In godly homes, husband and wife sharpen one another as "iron sharpens iron" (Proverbs 27:17), and their children are drawn into the communal life of the family and into the path of discipleship pursued and modeled by their parents, which fulfills the Lord's desire for godly offspring (Malachi 2:15).

This too is part of obeying the risen Christ's commission for his followers to "go...and make disciples" (Matthew 28:18-20).

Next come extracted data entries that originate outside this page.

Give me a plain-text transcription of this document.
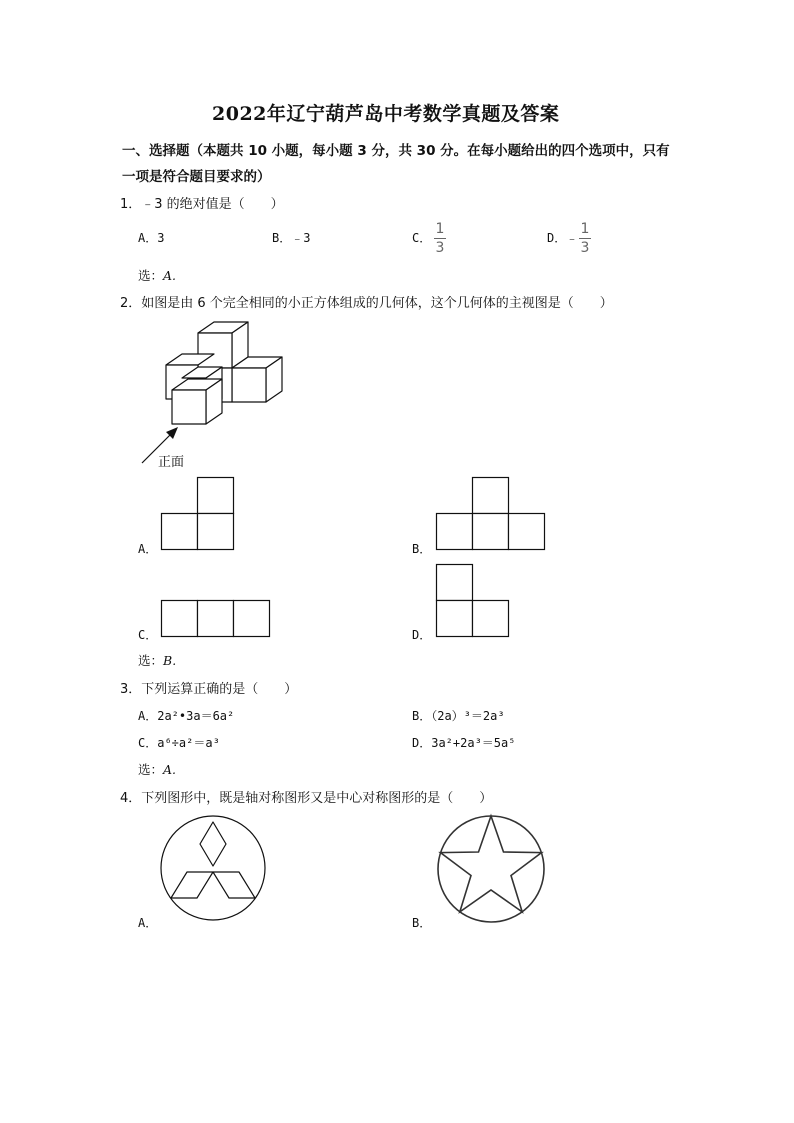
2022年辽宁葫芦岛中考数学真题及答案
一、选择题（本题共 10 小题，每小题 3 分，共 30 分。在每小题给出的四个选项中，只有
一项是符合题目要求的）
1．﹣3 的绝对值是（　　）
A．3	B．﹣3	C．
1
3
D． ﹣
1
3
选：A.
2．如图是由 6 个完全相同的小正方体组成的几何体，这个几何体的主视图是（　　）
正面
A．	B．
C．	D．
选：B.
3．下列运算正确的是（　　）
A．2a²•3a＝6a²	B．（2a）³＝2a³
C．a⁶÷a²＝a³	D．3a²+2a³＝5a⁵
选：A.
4．下列图形中，既是轴对称图形又是中心对称图形的是（　　）
A．	B．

To show how this can happen, Köstenberger provides a compelling picture of how God designed biological fruitfulness and spiritual fruitfulness to intersect:

What God desires is happy, secure, and fulfilled families where the needs of the individual family members are met but where this fulfillment is not an end in itself but becomes a vehicle for ministry to others. In this way God uses families to bring glory to himself and to further his kingdom, showing the world what he is like--by the love and unity expressed in a family by the husband's respect for his wife, the wife's submission to her husband, and the children's obedience (even if imperfect). What is more, the husband-wife relationship also expresses how God through Christ relates to his people the church. Thus it can truly be said that families have a vital part to play in God's plan to "bring all things in heaven and on earth together under one head, even Christ," "for the praise of his glory" (Ephesians 1:10,12 NIV).

In our own "begatting," in our intentionality about taking primary responsibility for the care and discipline of of our children and especially in the faithful discipleship of our children, we can to some degree, and often beyond our what we ever would have imagined, change the world from our family room.

Adapted from portions of Start Your Family: Inspiration for Having Babies.